What is the difference between a short sale and a foreclosure?

What is the difference between a short sale and a foreclosure?

If you’re in the market right now, you may be wondering if you can get a good deal by buying a foreclosed or short sale home. If you’re new to the world of short sales and foreclosures, it’s actually a pretty simple process and one that could get you a good deal if you’re willing to take the risk.

In either case, the ownership is being transferred back to the lender and you won’t be buying from the family that owned it unless it’s still in the short sale phase, in fact, the foreclosed home will take place by auction. Take a look at what these two terms mean, what it means for you, and if you should buy a home in this situation.

What is a foreclosure or a short sale?

A foreclosure is commonly used when a borrower defaults on loan payments with their lender, so the lender takes repossession of the property. A short sale happens when a foreclosing home is in the pre-closure period where the lender has filed the Notice of Default before foreclosure has completed. A home that sells during the period between the filing and the foreclosure would sell as a short sale.

A borrower that ends up defaulting on their loan and has to have the home repossessed by the lender will benefit more from a short sale since a foreclosure is much more harmful to their credit score and a short sale avoids many of the harmful effects of that.  While a foreclosure happens because of a borrower defaults on their payments, a short sale happens when a borrower isn’t able to make payments, owes more than the home’s worth right now, and the lender agrees to it.

How homebuyers end up with a short sale or foreclosed home

If you’re in the market for a home, you may have come across a home that is foreclosing or in the short sale part of the process.
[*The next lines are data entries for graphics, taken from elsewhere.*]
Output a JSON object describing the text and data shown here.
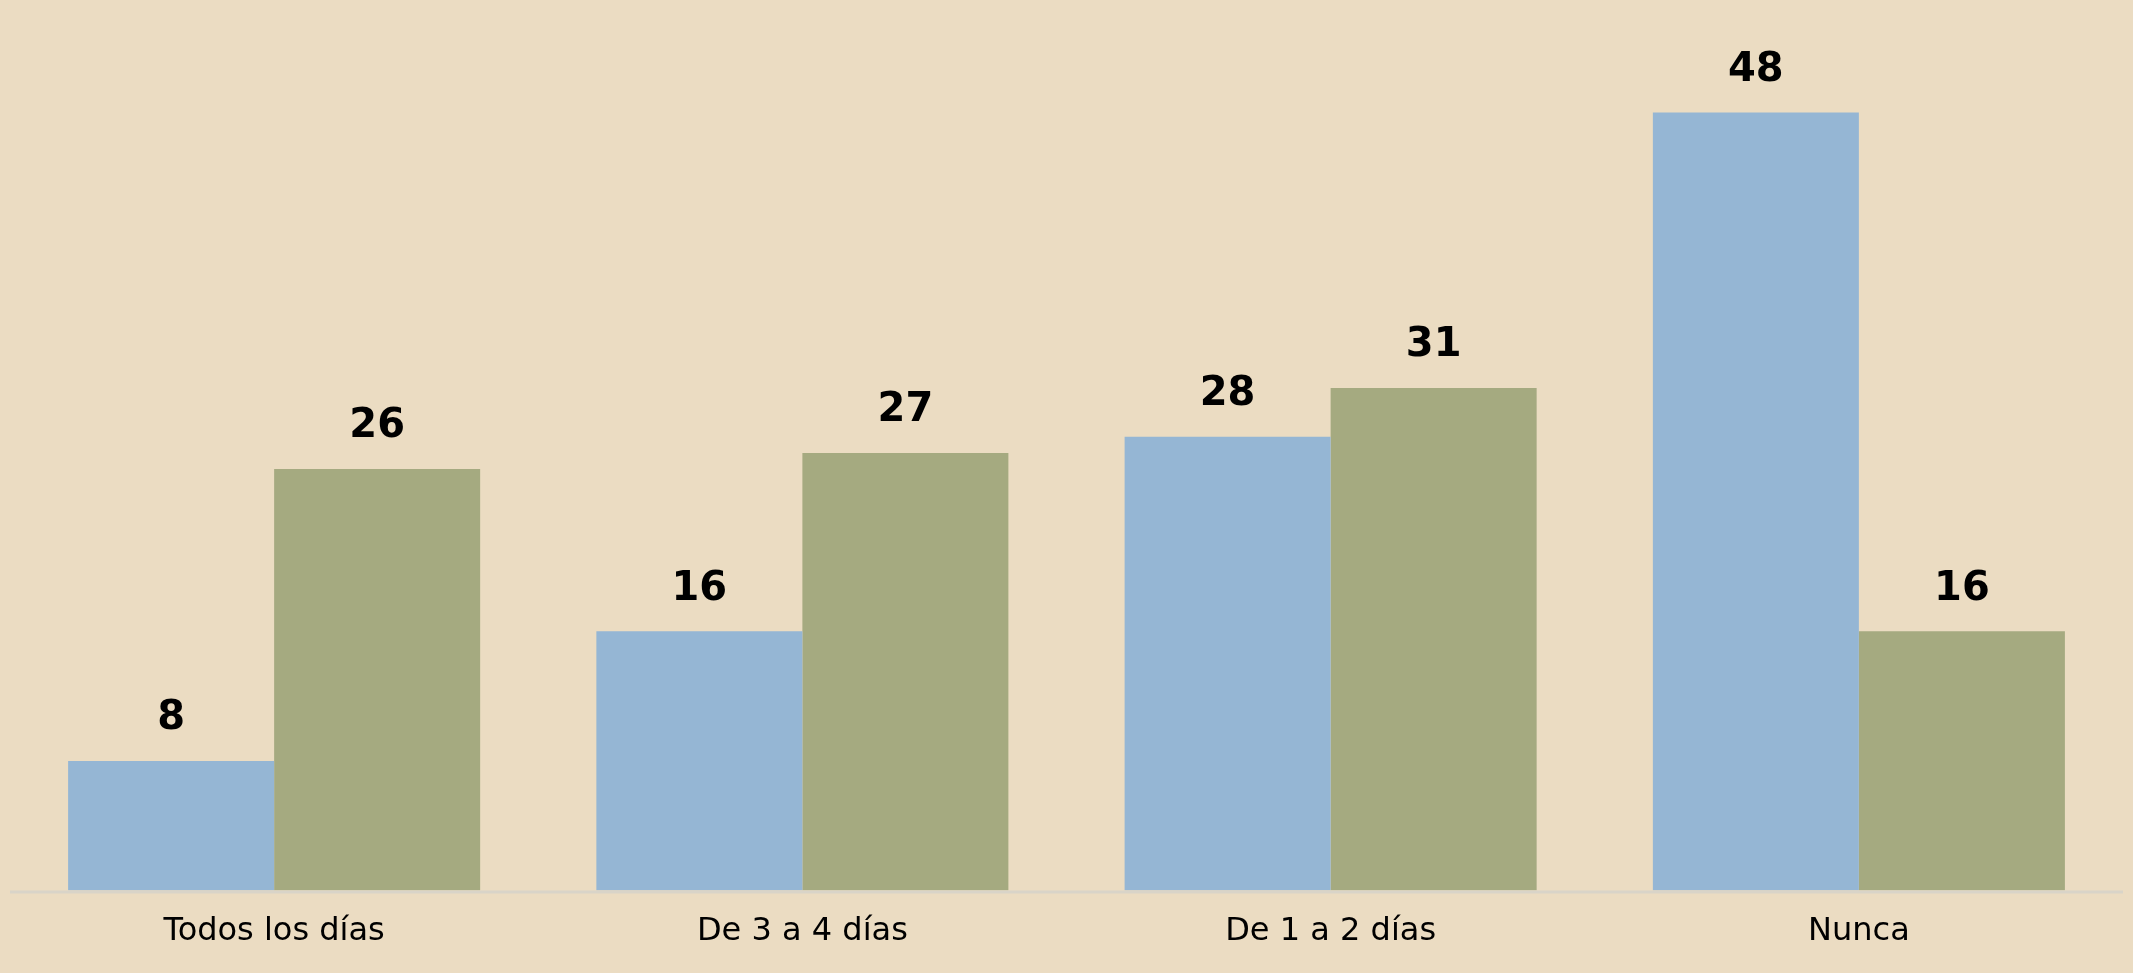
{
  "chart_data": {
    "type": "bar",
    "categories": [
      "Todos los días",
      "De 3 a 4 días",
      "De 1 a 2 días",
      "Nunca"
    ],
    "series": [
      {
        "color": "#95b6d4",
        "values": [
          8,
          16,
          28,
          48
        ]
      },
      {
        "color": "#a5aa80",
        "values": [
          26,
          27,
          31,
          16
        ]
      }
    ],
    "data_labels": true,
    "grid": false,
    "legend": false,
    "tick_labels": "x"
  }
}
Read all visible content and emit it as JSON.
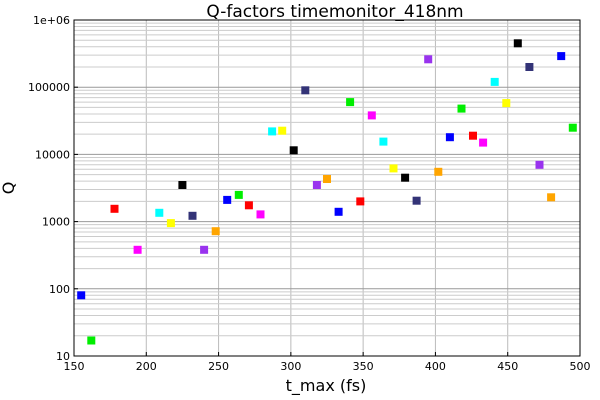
{
  "chart_data": {
    "type": "scatter",
    "title": "Q-factors timemonitor_418nm",
    "xlabel": "t_max (fs)",
    "ylabel": "Q",
    "xlim": [
      150,
      500
    ],
    "ylim": [
      10,
      1000000
    ],
    "yscale": "log",
    "grid": true,
    "legend": "none",
    "x_ticks": [
      "150",
      "200",
      "250",
      "300",
      "350",
      "400",
      "450",
      "500"
    ],
    "y_ticks": [
      "10",
      "100",
      "1000",
      "10000",
      "100000",
      "1e+06"
    ],
    "points": [
      {
        "x": 155,
        "y": 80,
        "color": "#0000ff"
      },
      {
        "x": 162,
        "y": 17,
        "color": "#00ee00"
      },
      {
        "x": 178,
        "y": 1550,
        "color": "#ff0000"
      },
      {
        "x": 194,
        "y": 380,
        "color": "#ff00ff"
      },
      {
        "x": 209,
        "y": 1350,
        "color": "#00ffff"
      },
      {
        "x": 217,
        "y": 950,
        "color": "#ffff00"
      },
      {
        "x": 225,
        "y": 3500,
        "color": "#000000"
      },
      {
        "x": 232,
        "y": 1220,
        "color": "#333377"
      },
      {
        "x": 240,
        "y": 380,
        "color": "#9933ee"
      },
      {
        "x": 248,
        "y": 720,
        "color": "#ffa500"
      },
      {
        "x": 256,
        "y": 2100,
        "color": "#0000ff"
      },
      {
        "x": 264,
        "y": 2500,
        "color": "#00ee00"
      },
      {
        "x": 271,
        "y": 1750,
        "color": "#ff0000"
      },
      {
        "x": 279,
        "y": 1280,
        "color": "#ff00ff"
      },
      {
        "x": 287,
        "y": 22000,
        "color": "#00ffff"
      },
      {
        "x": 294,
        "y": 22500,
        "color": "#ffff00"
      },
      {
        "x": 302,
        "y": 11500,
        "color": "#000000"
      },
      {
        "x": 310,
        "y": 90000,
        "color": "#333377"
      },
      {
        "x": 318,
        "y": 3500,
        "color": "#9933ee"
      },
      {
        "x": 325,
        "y": 4300,
        "color": "#ffa500"
      },
      {
        "x": 333,
        "y": 1400,
        "color": "#0000ff"
      },
      {
        "x": 341,
        "y": 60000,
        "color": "#00ee00"
      },
      {
        "x": 348,
        "y": 2000,
        "color": "#ff0000"
      },
      {
        "x": 356,
        "y": 38000,
        "color": "#ff00ff"
      },
      {
        "x": 364,
        "y": 15500,
        "color": "#00ffff"
      },
      {
        "x": 371,
        "y": 6200,
        "color": "#ffff00"
      },
      {
        "x": 379,
        "y": 4500,
        "color": "#000000"
      },
      {
        "x": 387,
        "y": 2050,
        "color": "#333377"
      },
      {
        "x": 395,
        "y": 260000,
        "color": "#9933ee"
      },
      {
        "x": 402,
        "y": 5500,
        "color": "#ffa500"
      },
      {
        "x": 410,
        "y": 18000,
        "color": "#0000ff"
      },
      {
        "x": 418,
        "y": 48000,
        "color": "#00ee00"
      },
      {
        "x": 426,
        "y": 19000,
        "color": "#ff0000"
      },
      {
        "x": 433,
        "y": 15000,
        "color": "#ff00ff"
      },
      {
        "x": 441,
        "y": 120000,
        "color": "#00ffff"
      },
      {
        "x": 449,
        "y": 58000,
        "color": "#ffff00"
      },
      {
        "x": 457,
        "y": 450000,
        "color": "#000000"
      },
      {
        "x": 465,
        "y": 200000,
        "color": "#333377"
      },
      {
        "x": 472,
        "y": 7000,
        "color": "#9933ee"
      },
      {
        "x": 480,
        "y": 2300,
        "color": "#ffa500"
      },
      {
        "x": 487,
        "y": 290000,
        "color": "#0000ff"
      },
      {
        "x": 495,
        "y": 25000,
        "color": "#00ee00"
      }
    ]
  }
}
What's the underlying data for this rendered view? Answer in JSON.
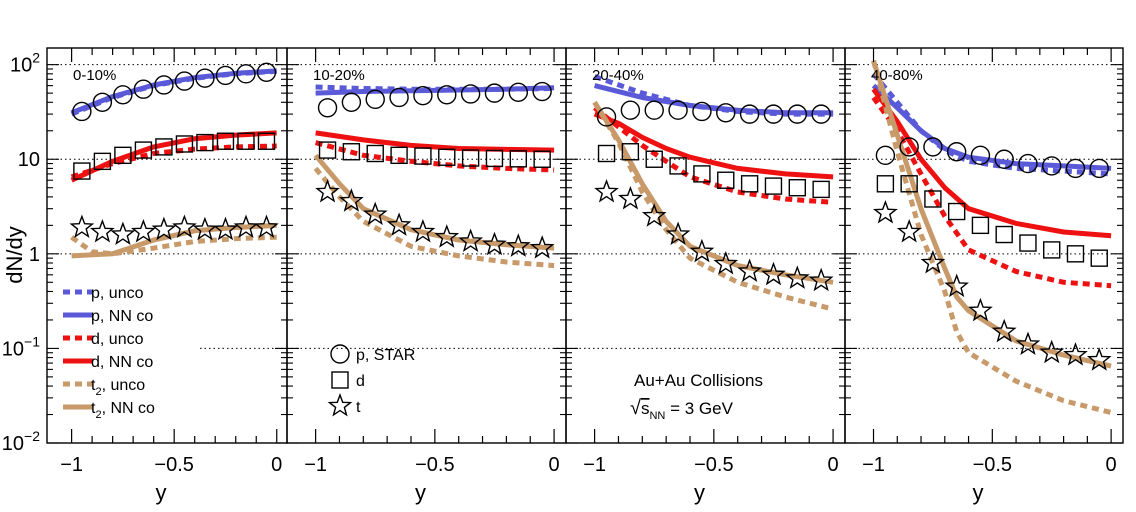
{
  "chart_data": {
    "type": "line",
    "ylabel": "dN/dy",
    "xlabel": "y",
    "yscale": "log",
    "ylim": [
      0.01,
      150
    ],
    "xlim": [
      -1.12,
      0.05
    ],
    "xticks": [
      -1,
      -0.5,
      0
    ],
    "xtick_labels": [
      "−1",
      "−0.5",
      "0"
    ],
    "ytick_labels": [
      {
        "value": 100,
        "base": "10",
        "exp": "2"
      },
      {
        "value": 10,
        "base": "10",
        "exp": ""
      },
      {
        "value": 1,
        "base": "1",
        "exp": ""
      },
      {
        "value": 0.1,
        "base": "10",
        "exp": "−1"
      },
      {
        "value": 0.01,
        "base": "10",
        "exp": "−2"
      }
    ],
    "gridlines_y": [
      100,
      10,
      1,
      0.1
    ],
    "colors": {
      "p": "#5a5ad8",
      "d": "#ee1111",
      "t": "#c89a6a"
    },
    "legend": [
      {
        "key": "p_unco",
        "base": "p",
        "sub": "",
        "rest": ", unco",
        "color": "#5a5ad8",
        "dashed": true
      },
      {
        "key": "p_nn",
        "base": "p",
        "sub": "",
        "rest": ", NN co",
        "color": "#5a5ad8",
        "dashed": false
      },
      {
        "key": "d_unco",
        "base": "d",
        "sub": "",
        "rest": ", unco",
        "color": "#ee1111",
        "dashed": true
      },
      {
        "key": "d_nn",
        "base": "d",
        "sub": "",
        "rest": ", NN co",
        "color": "#ee1111",
        "dashed": false
      },
      {
        "key": "t_unco",
        "base": "t",
        "sub": "2",
        "rest": ", unco",
        "color": "#c89a6a",
        "dashed": true
      },
      {
        "key": "t_nn",
        "base": "t",
        "sub": "2",
        "rest": ", NN co",
        "color": "#c89a6a",
        "dashed": false
      }
    ],
    "marker_legend": [
      {
        "marker": "circle",
        "label": "p, STAR"
      },
      {
        "marker": "square",
        "label": "d"
      },
      {
        "marker": "star",
        "label": "t"
      }
    ],
    "annotation": {
      "line1": "Au+Au Collisions",
      "sqrt_sym": "√",
      "s": "s",
      "nn": "NN",
      "rest": " = 3 GeV"
    },
    "panels": [
      {
        "label": "0-10%",
        "p_data": {
          "x": [
            -0.95,
            -0.85,
            -0.75,
            -0.65,
            -0.55,
            -0.45,
            -0.35,
            -0.25,
            -0.15,
            -0.05
          ],
          "y": [
            32,
            40,
            48,
            55,
            61,
            67,
            72,
            77,
            80,
            83
          ]
        },
        "d_data": {
          "x": [
            -0.95,
            -0.85,
            -0.75,
            -0.65,
            -0.55,
            -0.45,
            -0.35,
            -0.25,
            -0.15,
            -0.05
          ],
          "y": [
            7.5,
            9.5,
            11,
            12.5,
            13.5,
            14.5,
            15,
            15.5,
            15.5,
            15.5
          ]
        },
        "t_data": {
          "x": [
            -0.95,
            -0.85,
            -0.75,
            -0.65,
            -0.55,
            -0.45,
            -0.35,
            -0.25,
            -0.15,
            -0.05
          ],
          "y": [
            1.9,
            1.7,
            1.6,
            1.7,
            1.8,
            1.9,
            1.8,
            1.8,
            1.9,
            1.9
          ]
        },
        "curves": {
          "p_unco": {
            "x": [
              -1,
              -0.8,
              -0.6,
              -0.4,
              -0.2,
              0
            ],
            "y": [
              30,
              45,
              60,
              72,
              80,
              85
            ]
          },
          "p_nn": {
            "x": [
              -1,
              -0.8,
              -0.6,
              -0.4,
              -0.2,
              0
            ],
            "y": [
              31,
              46,
              61,
              73,
              81,
              86
            ]
          },
          "d_unco": {
            "x": [
              -1,
              -0.8,
              -0.6,
              -0.4,
              -0.2,
              0
            ],
            "y": [
              6.5,
              9,
              11.5,
              12.8,
              13.5,
              13.8
            ]
          },
          "d_nn": {
            "x": [
              -1,
              -0.8,
              -0.6,
              -0.4,
              -0.2,
              0
            ],
            "y": [
              6,
              9.5,
              13.5,
              16.5,
              18,
              19
            ]
          },
          "t_unco": {
            "x": [
              -1,
              -0.9,
              -0.8,
              -0.6,
              -0.4,
              -0.2,
              0
            ],
            "y": [
              1.5,
              1.05,
              1.0,
              1.15,
              1.35,
              1.45,
              1.5
            ]
          },
          "t_nn": {
            "x": [
              -1,
              -0.8,
              -0.6,
              -0.4,
              -0.2,
              0
            ],
            "y": [
              0.95,
              1.0,
              1.4,
              1.75,
              1.9,
              2.0
            ]
          }
        }
      },
      {
        "label": "10-20%",
        "p_data": {
          "x": [
            -0.95,
            -0.85,
            -0.75,
            -0.65,
            -0.55,
            -0.45,
            -0.35,
            -0.25,
            -0.15,
            -0.05
          ],
          "y": [
            35,
            40,
            43,
            45,
            47,
            48,
            49,
            50,
            51,
            52
          ]
        },
        "d_data": {
          "x": [
            -0.95,
            -0.85,
            -0.75,
            -0.65,
            -0.55,
            -0.45,
            -0.35,
            -0.25,
            -0.15,
            -0.05
          ],
          "y": [
            12.5,
            12,
            11.5,
            11,
            10.8,
            10.5,
            10.3,
            10.2,
            10.1,
            10
          ]
        },
        "t_data": {
          "x": [
            -0.95,
            -0.85,
            -0.75,
            -0.65,
            -0.55,
            -0.45,
            -0.35,
            -0.25,
            -0.15,
            -0.05
          ],
          "y": [
            4.5,
            3.6,
            2.6,
            2.0,
            1.7,
            1.5,
            1.35,
            1.25,
            1.2,
            1.15
          ]
        },
        "curves": {
          "p_unco": {
            "x": [
              -1,
              -0.8,
              -0.6,
              -0.4,
              -0.2,
              0
            ],
            "y": [
              58,
              56,
              55,
              55,
              55,
              56
            ]
          },
          "p_nn": {
            "x": [
              -1,
              -0.8,
              -0.6,
              -0.4,
              -0.2,
              0
            ],
            "y": [
              50,
              52,
              53,
              54,
              55,
              57
            ]
          },
          "d_unco": {
            "x": [
              -1,
              -0.8,
              -0.6,
              -0.4,
              -0.2,
              0
            ],
            "y": [
              15,
              11,
              9.5,
              8.5,
              8,
              7.7
            ]
          },
          "d_nn": {
            "x": [
              -1,
              -0.8,
              -0.6,
              -0.4,
              -0.2,
              0
            ],
            "y": [
              19,
              16,
              14,
              13,
              12.7,
              12.5
            ]
          },
          "t_unco": {
            "x": [
              -1,
              -0.9,
              -0.8,
              -0.6,
              -0.4,
              -0.2,
              0
            ],
            "y": [
              8,
              4,
              2.2,
              1.2,
              0.95,
              0.82,
              0.75
            ]
          },
          "t_nn": {
            "x": [
              -1,
              -0.9,
              -0.8,
              -0.6,
              -0.4,
              -0.2,
              0
            ],
            "y": [
              11,
              5.5,
              3,
              1.8,
              1.4,
              1.25,
              1.15
            ]
          }
        }
      },
      {
        "label": "20-40%",
        "p_data": {
          "x": [
            -0.95,
            -0.85,
            -0.75,
            -0.65,
            -0.55,
            -0.45,
            -0.35,
            -0.25,
            -0.15,
            -0.05
          ],
          "y": [
            28,
            33,
            33,
            33,
            32,
            31,
            30,
            30,
            30,
            30
          ]
        },
        "d_data": {
          "x": [
            -0.95,
            -0.85,
            -0.75,
            -0.65,
            -0.55,
            -0.45,
            -0.35,
            -0.25,
            -0.15,
            -0.05
          ],
          "y": [
            11.5,
            12,
            10,
            8.5,
            7,
            6,
            5.5,
            5.2,
            5,
            4.8
          ]
        },
        "t_data": {
          "x": [
            -0.95,
            -0.85,
            -0.75,
            -0.65,
            -0.55,
            -0.45,
            -0.35,
            -0.25,
            -0.15,
            -0.05
          ],
          "y": [
            4.5,
            3.8,
            2.5,
            1.6,
            1.05,
            0.78,
            0.65,
            0.6,
            0.55,
            0.52
          ]
        },
        "curves": {
          "p_unco": {
            "x": [
              -1,
              -0.8,
              -0.6,
              -0.4,
              -0.2,
              0
            ],
            "y": [
              75,
              50,
              37,
              32,
              30,
              30
            ]
          },
          "p_nn": {
            "x": [
              -1,
              -0.8,
              -0.6,
              -0.4,
              -0.2,
              0
            ],
            "y": [
              60,
              45,
              37,
              33,
              31,
              31
            ]
          },
          "d_unco": {
            "x": [
              -1,
              -0.9,
              -0.8,
              -0.7,
              -0.6,
              -0.4,
              -0.2,
              0
            ],
            "y": [
              35,
              22,
              14,
              9.5,
              6.5,
              4.5,
              3.8,
              3.5
            ]
          },
          "d_nn": {
            "x": [
              -1,
              -0.9,
              -0.8,
              -0.7,
              -0.6,
              -0.4,
              -0.2,
              0
            ],
            "y": [
              30,
              24,
              17,
              13,
              10.5,
              8,
              7,
              6.5
            ]
          },
          "t_unco": {
            "x": [
              -1,
              -0.9,
              -0.8,
              -0.7,
              -0.6,
              -0.4,
              -0.2,
              0
            ],
            "y": [
              40,
              15,
              4.5,
              1.8,
              0.9,
              0.5,
              0.35,
              0.26
            ]
          },
          "t_nn": {
            "x": [
              -1,
              -0.9,
              -0.8,
              -0.7,
              -0.6,
              -0.4,
              -0.2,
              0
            ],
            "y": [
              40,
              16,
              5.5,
              2.2,
              1.2,
              0.75,
              0.6,
              0.5
            ]
          }
        }
      },
      {
        "label": "40-80%",
        "p_data": {
          "x": [
            -0.95,
            -0.85,
            -0.75,
            -0.65,
            -0.55,
            -0.45,
            -0.35,
            -0.25,
            -0.15,
            -0.05
          ],
          "y": [
            11,
            13.5,
            13.5,
            12,
            11,
            10,
            9,
            8.5,
            8,
            8
          ]
        },
        "d_data": {
          "x": [
            -0.95,
            -0.85,
            -0.75,
            -0.65,
            -0.55,
            -0.45,
            -0.35,
            -0.25,
            -0.15,
            -0.05
          ],
          "y": [
            5.5,
            5.5,
            3.8,
            2.8,
            2.0,
            1.6,
            1.3,
            1.1,
            1.0,
            0.9
          ]
        },
        "t_data": {
          "x": [
            -0.95,
            -0.85,
            -0.75,
            -0.65,
            -0.55,
            -0.45,
            -0.35,
            -0.25,
            -0.15,
            -0.05
          ],
          "y": [
            2.7,
            1.7,
            0.8,
            0.45,
            0.25,
            0.15,
            0.11,
            0.09,
            0.085,
            0.075
          ]
        },
        "curves": {
          "p_unco": {
            "x": [
              -1,
              -0.9,
              -0.8,
              -0.7,
              -0.6,
              -0.4,
              -0.2,
              0
            ],
            "y": [
              80,
              40,
              20,
              12.5,
              9.5,
              8,
              7.5,
              7
            ]
          },
          "p_nn": {
            "x": [
              -1,
              -0.9,
              -0.8,
              -0.7,
              -0.6,
              -0.4,
              -0.2,
              0
            ],
            "y": [
              60,
              35,
              20,
              13,
              10.5,
              9,
              8.5,
              8
            ]
          },
          "d_unco": {
            "x": [
              -1,
              -0.9,
              -0.8,
              -0.7,
              -0.6,
              -0.4,
              -0.2,
              0
            ],
            "y": [
              45,
              20,
              7,
              2.5,
              1.1,
              0.65,
              0.5,
              0.46
            ]
          },
          "d_nn": {
            "x": [
              -1,
              -0.9,
              -0.8,
              -0.7,
              -0.6,
              -0.4,
              -0.2,
              0
            ],
            "y": [
              55,
              25,
              10,
              5,
              3,
              2.1,
              1.7,
              1.55
            ]
          },
          "t_unco": {
            "x": [
              -1,
              -0.9,
              -0.8,
              -0.7,
              -0.65,
              -0.6,
              -0.4,
              -0.2,
              0
            ],
            "y": [
              110,
              12,
              1.6,
              0.4,
              0.15,
              0.09,
              0.045,
              0.028,
              0.021
            ]
          },
          "t_nn": {
            "x": [
              -1,
              -0.9,
              -0.8,
              -0.7,
              -0.65,
              -0.6,
              -0.4,
              -0.2,
              0
            ],
            "y": [
              110,
              18,
              3,
              0.7,
              0.35,
              0.25,
              0.12,
              0.085,
              0.065
            ]
          }
        }
      }
    ]
  }
}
There used to be many more of these on the market a few years back and fortunately, families are doing better today with fewer default notices and bank repossessions taking place. if you do happen to find one, it could end up being a great deal for you as a buyer.

Start by working with an agent that is willing to look for these types of properties knowing that you are looking for a good deal. You can usually find an agent that specializes in finding these properties and selling them.

Is it advantageous for me to buy a foreclosing home?

There are pros and cons to going this route in your home search. First off, the biggest advantage is that you’ll likely be able to score a better deal since they are often priced below retail and lower than comparable homes. This means that your mortgage will be lower than it would have been and you’ll owe less in interest on the entire loan.

This is also great for those that want to renovate or improve the home because it will be easy to build equity fast, which increases the net worth, and gives you the option of borrowing against the equity in the future. Don’t forget the fact that buying a short sale home means that you’ve saved the original owner from going into foreclosure, which is very harmful to their credit score.

Watch out for the other end as there are some downsides to going this way. You’ll likely end up with a home that needs renovations or repairs because if the owner couldn’t pay their monthly mortgage, they also probably weren’t handling the maintenance.

Find out before buying what you’ll be faced with if you become the owner since repairs can get expensive. It also could have vandalism while it was vacant which would add to your repairs, although it may be reflected in the actual price of the home anyway. You’ll have to decide if the savings in the short sale is worth it compared to the amount of money you’ll need to renovate.

There aren’t as many short sales and foreclosures out there, so when one becomes available, there may be heavy competition to snatch it up. In the case of a short sale, your seller may not be willing to negotiate since there is an outstanding mortgage balance to cover, but they may be more motivated to sell to someone else that isn’t trying to negotiate. In addition, be prepared for a lengthy closing timeframe up to 90 days since the original lender has to approve the sale.

If you’re up for the challenges that come with buying a home like this, it could benefit you greatly in the long run. That is a look at the difference between a short sale and a foreclosure, and what it means to buy one of these properties.